In the earliest medieval ballads of Robin Hood from the fifteenth century, the outlaw is said to have made Barnsdale Forest his abode and base of operations (for example, in "Robin Hood and Guy of Gisbourne", and in "A Gest of Robyn Hode"). Notable locations within the forest of Barnsdale which are directly related to the Robin Hood legend include Wentbridge and Campsall.

There is a Robin Hood's Well, a small monument (apparently designed by John Vanbrugh) lying next to the A1 between the Red House junction and Barnsdale Bar, between the villages of Skelbrooke and Burghwallis. However, it was moved around 1960 when the junction was being constructed, so the real well is actually beneath the A1.

Another well – Little John's Well – lies to the west of Hampole, between Wrangbrook and Skelbrooke (but closer to the latter). It is also called Little John's Cave. Situated by the A638, to the west of Barnsdale, it was once engraved with the outlaw's name, but is now derelict.

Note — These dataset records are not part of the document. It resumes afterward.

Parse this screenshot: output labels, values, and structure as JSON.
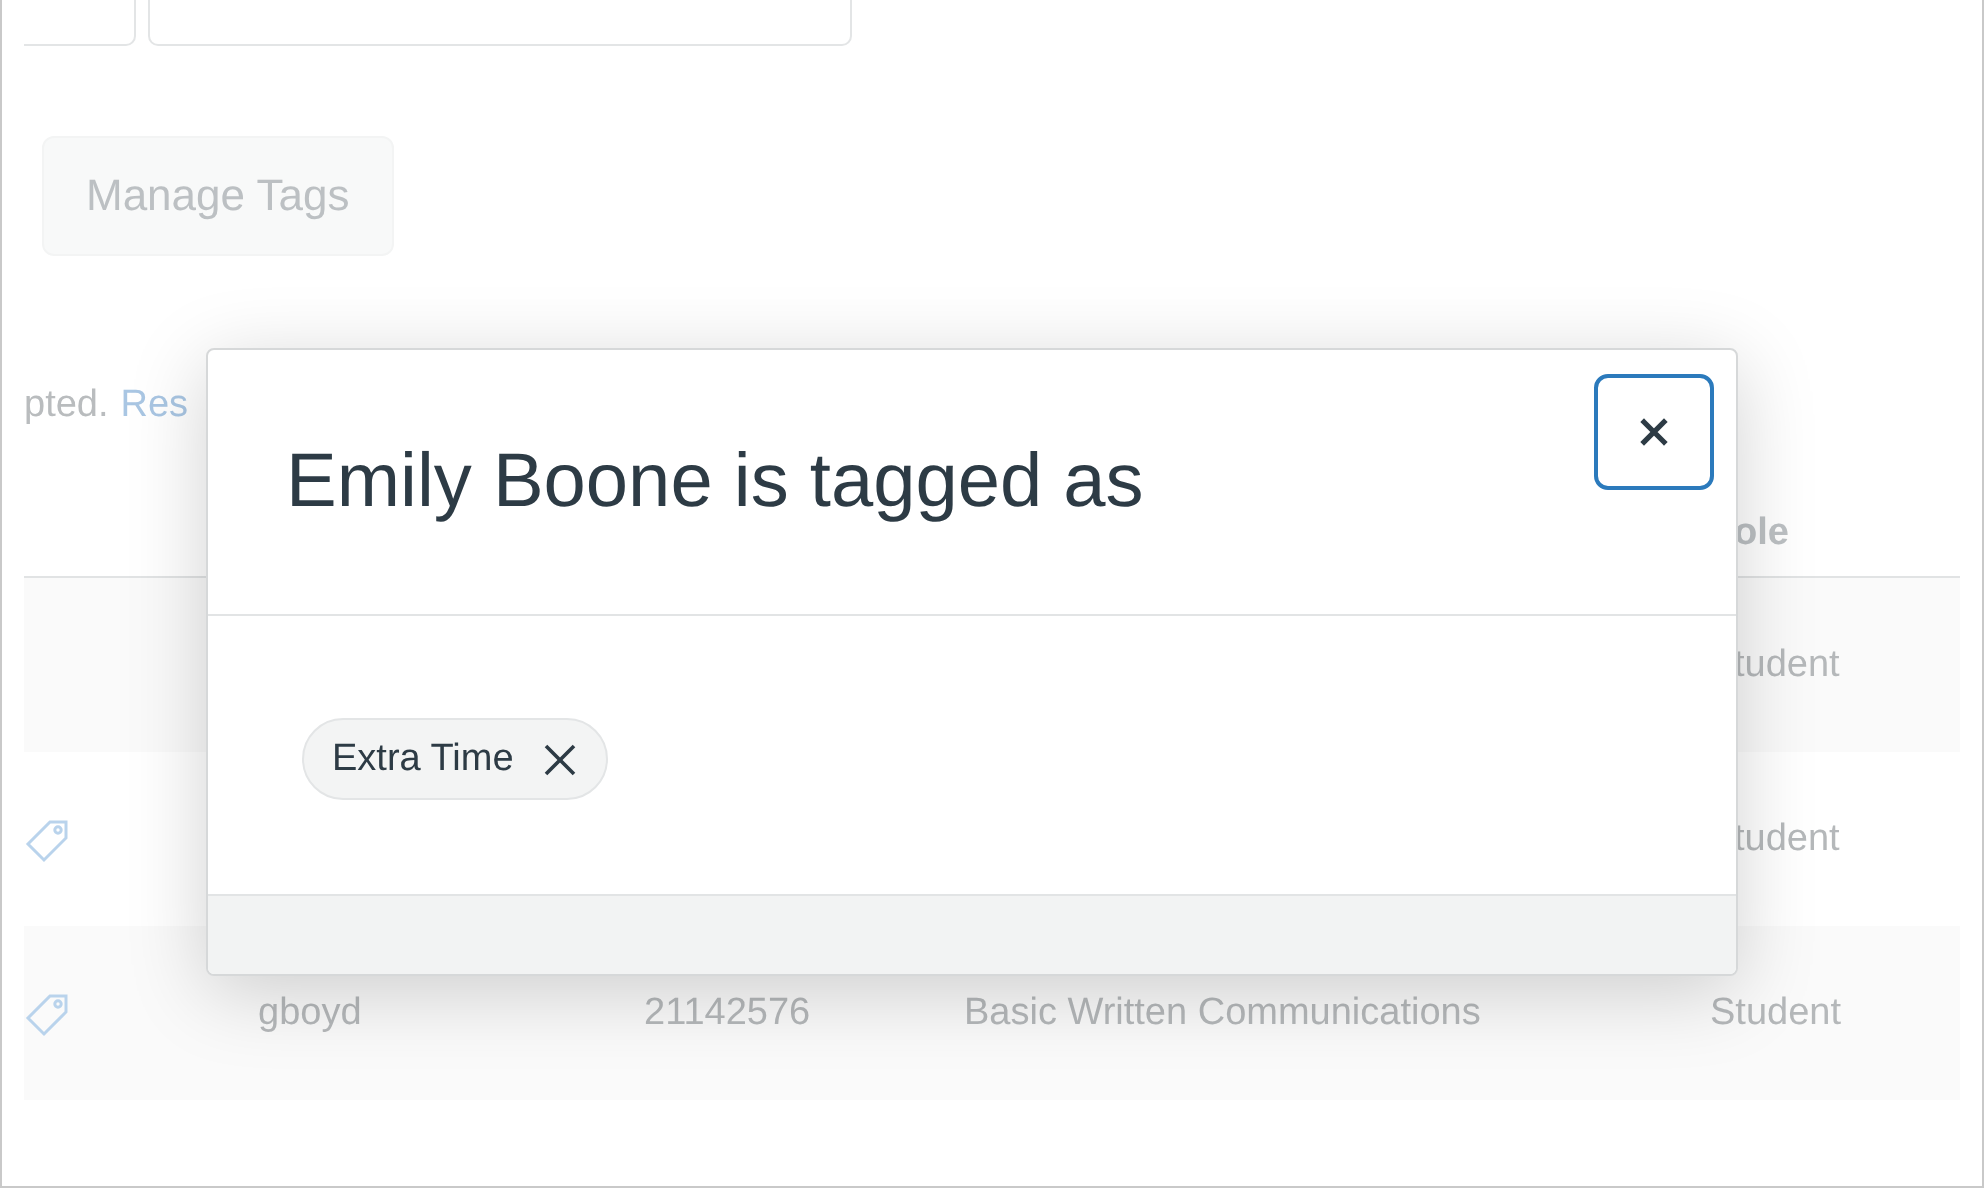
{
  "manage_tags_button": {
    "label": "Manage Tags"
  },
  "notice": {
    "text": "pted.",
    "link": "Res"
  },
  "table": {
    "columns": [
      {
        "label": "ole"
      }
    ],
    "rows": [
      {
        "tagged": false,
        "role": "tudent"
      },
      {
        "tagged": true,
        "role": "tudent"
      },
      {
        "tagged": true,
        "login": "gboyd",
        "sis_id": "21142576",
        "section": "Basic Written Communications",
        "role": "Student"
      }
    ]
  },
  "modal": {
    "title": "Emily Boone is tagged as",
    "tags": [
      {
        "label": "Extra Time"
      }
    ]
  }
}
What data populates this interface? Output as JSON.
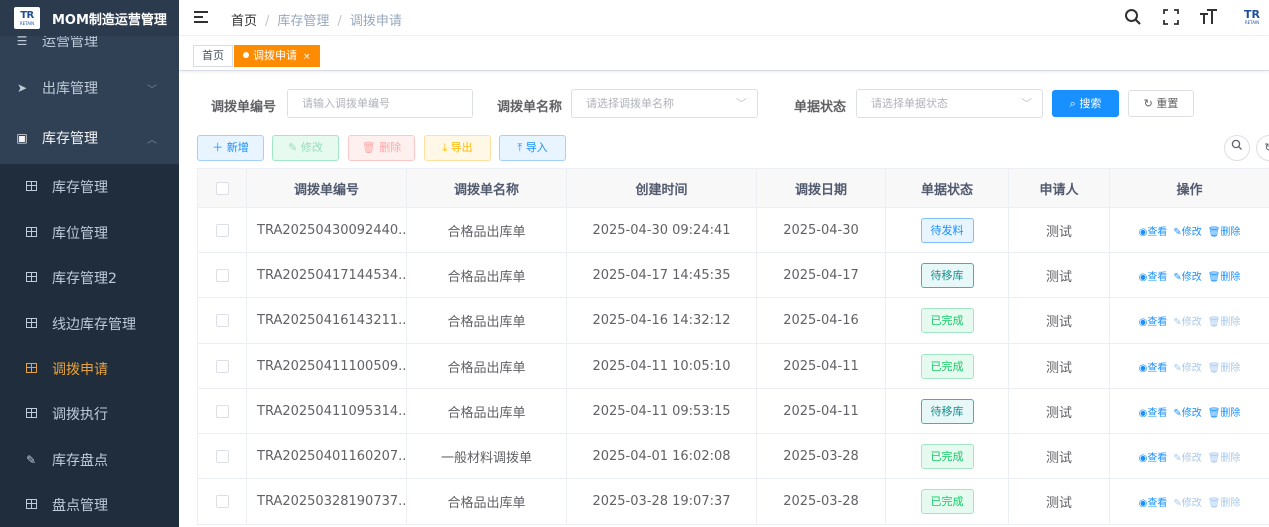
{
  "app": {
    "logo_mark": "TR",
    "logo_sub": "RETAIN",
    "title": "MOM制造运营管理"
  },
  "sidebar": {
    "partial_top": "运营管理",
    "items": [
      {
        "label": "出库管理",
        "icon": "send-icon",
        "type": "top"
      },
      {
        "label": "库存管理",
        "icon": "monitor-icon",
        "type": "top-open"
      },
      {
        "label": "库存管理",
        "icon": "grid-icon",
        "type": "sub"
      },
      {
        "label": "库位管理",
        "icon": "grid-icon",
        "type": "sub"
      },
      {
        "label": "库存管理2",
        "icon": "grid-icon",
        "type": "sub"
      },
      {
        "label": "线边库存管理",
        "icon": "grid-icon",
        "type": "sub"
      },
      {
        "label": "调拨申请",
        "icon": "grid-icon",
        "type": "sub-active"
      },
      {
        "label": "调拨执行",
        "icon": "grid-icon",
        "type": "sub"
      },
      {
        "label": "库存盘点",
        "icon": "edit-icon",
        "type": "sub"
      },
      {
        "label": "盘点管理",
        "icon": "grid-icon",
        "type": "sub"
      }
    ]
  },
  "header": {
    "breadcrumb": [
      "首页",
      "库存管理",
      "调拨申请"
    ]
  },
  "tags": {
    "home": "首页",
    "active": "调拨申请",
    "close": "×"
  },
  "search": {
    "code_label": "调拨单编号",
    "code_placeholder": "请输入调拨单编号",
    "name_label": "调拨单名称",
    "name_placeholder": "请选择调拨单名称",
    "status_label": "单据状态",
    "status_placeholder": "请选择单据状态",
    "search_btn": "搜索",
    "reset_btn": "重置"
  },
  "toolbar": {
    "add": "新增",
    "edit": "修改",
    "delete": "删除",
    "export": "导出",
    "import": "导入"
  },
  "table": {
    "columns": [
      "调拨单编号",
      "调拨单名称",
      "创建时间",
      "调拨日期",
      "单据状态",
      "申请人",
      "操作"
    ],
    "ops": {
      "view": "查看",
      "edit": "修改",
      "delete": "删除"
    },
    "rows": [
      {
        "code": "TRA20250430092440...",
        "name": "合格品出库单",
        "created": "2025-04-30 09:24:41",
        "date": "2025-04-30",
        "status": "待发料",
        "status_kind": "info",
        "user": "测试",
        "editable": true
      },
      {
        "code": "TRA20250417144534...",
        "name": "合格品出库单",
        "created": "2025-04-17 14:45:35",
        "date": "2025-04-17",
        "status": "待移库",
        "status_kind": "teal",
        "user": "测试",
        "editable": true
      },
      {
        "code": "TRA20250416143211...",
        "name": "合格品出库单",
        "created": "2025-04-16 14:32:12",
        "date": "2025-04-16",
        "status": "已完成",
        "status_kind": "green",
        "user": "测试",
        "editable": false
      },
      {
        "code": "TRA20250411100509...",
        "name": "合格品出库单",
        "created": "2025-04-11 10:05:10",
        "date": "2025-04-11",
        "status": "已完成",
        "status_kind": "green",
        "user": "测试",
        "editable": false
      },
      {
        "code": "TRA20250411095314...",
        "name": "合格品出库单",
        "created": "2025-04-11 09:53:15",
        "date": "2025-04-11",
        "status": "待移库",
        "status_kind": "teal",
        "user": "测试",
        "editable": true
      },
      {
        "code": "TRA20250401160207...",
        "name": "一般材料调拨单",
        "created": "2025-04-01 16:02:08",
        "date": "2025-03-28",
        "status": "已完成",
        "status_kind": "green",
        "user": "测试",
        "editable": false
      },
      {
        "code": "TRA20250328190737...",
        "name": "合格品出库单",
        "created": "2025-03-28 19:07:37",
        "date": "2025-03-28",
        "status": "已完成",
        "status_kind": "green",
        "user": "测试",
        "editable": false
      }
    ]
  }
}
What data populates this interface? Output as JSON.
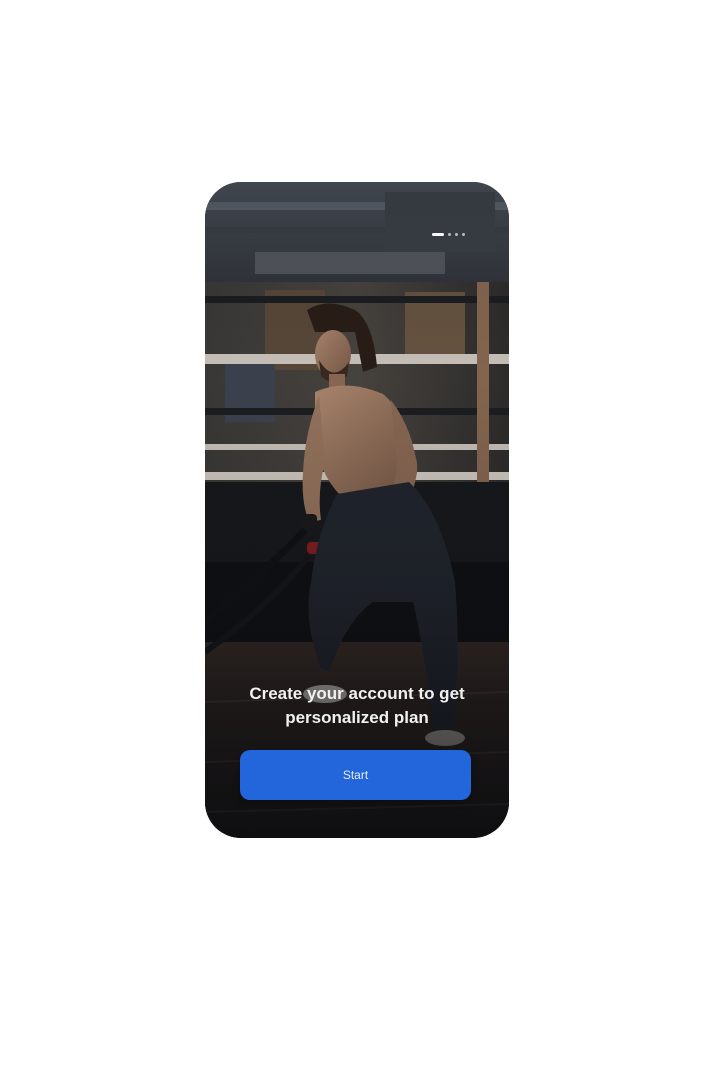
{
  "onboarding": {
    "headline": "Create your account to get personalized plan",
    "start_label": "Start"
  },
  "pager": {
    "total": 4,
    "active_index": 0
  },
  "colors": {
    "accent": "#2366dc",
    "page_background": "#ffffff"
  },
  "background_image": {
    "icon": "gym-photo"
  }
}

South of Barnsdale Bar, the A1 follows the old Roman Ermine Street – north of Barnsdale Bar the A639 follows the course of the Roman Road more closely whilst the A1 follows a more recent route. Several villages and geological features along this route are mentioned in the early ballads of Robin Hood as being places the outlaw visited. Doncaster, farther south, is not mentioned, but is referred to in the names of David of Doncaster, a Merry Man in Robin Hood and the Golden Arrow, and Roger of Doncaster, a villain involved in Robin's murder in A Gest of Robyn Hode and Robin Hood's Death.

In Hanging Wood, also known as Highfields Wood, between Hampole and Highfields, a small stream known as Robin Hood's stream springs from underneath the Roman Road and runs into the Pick Burn.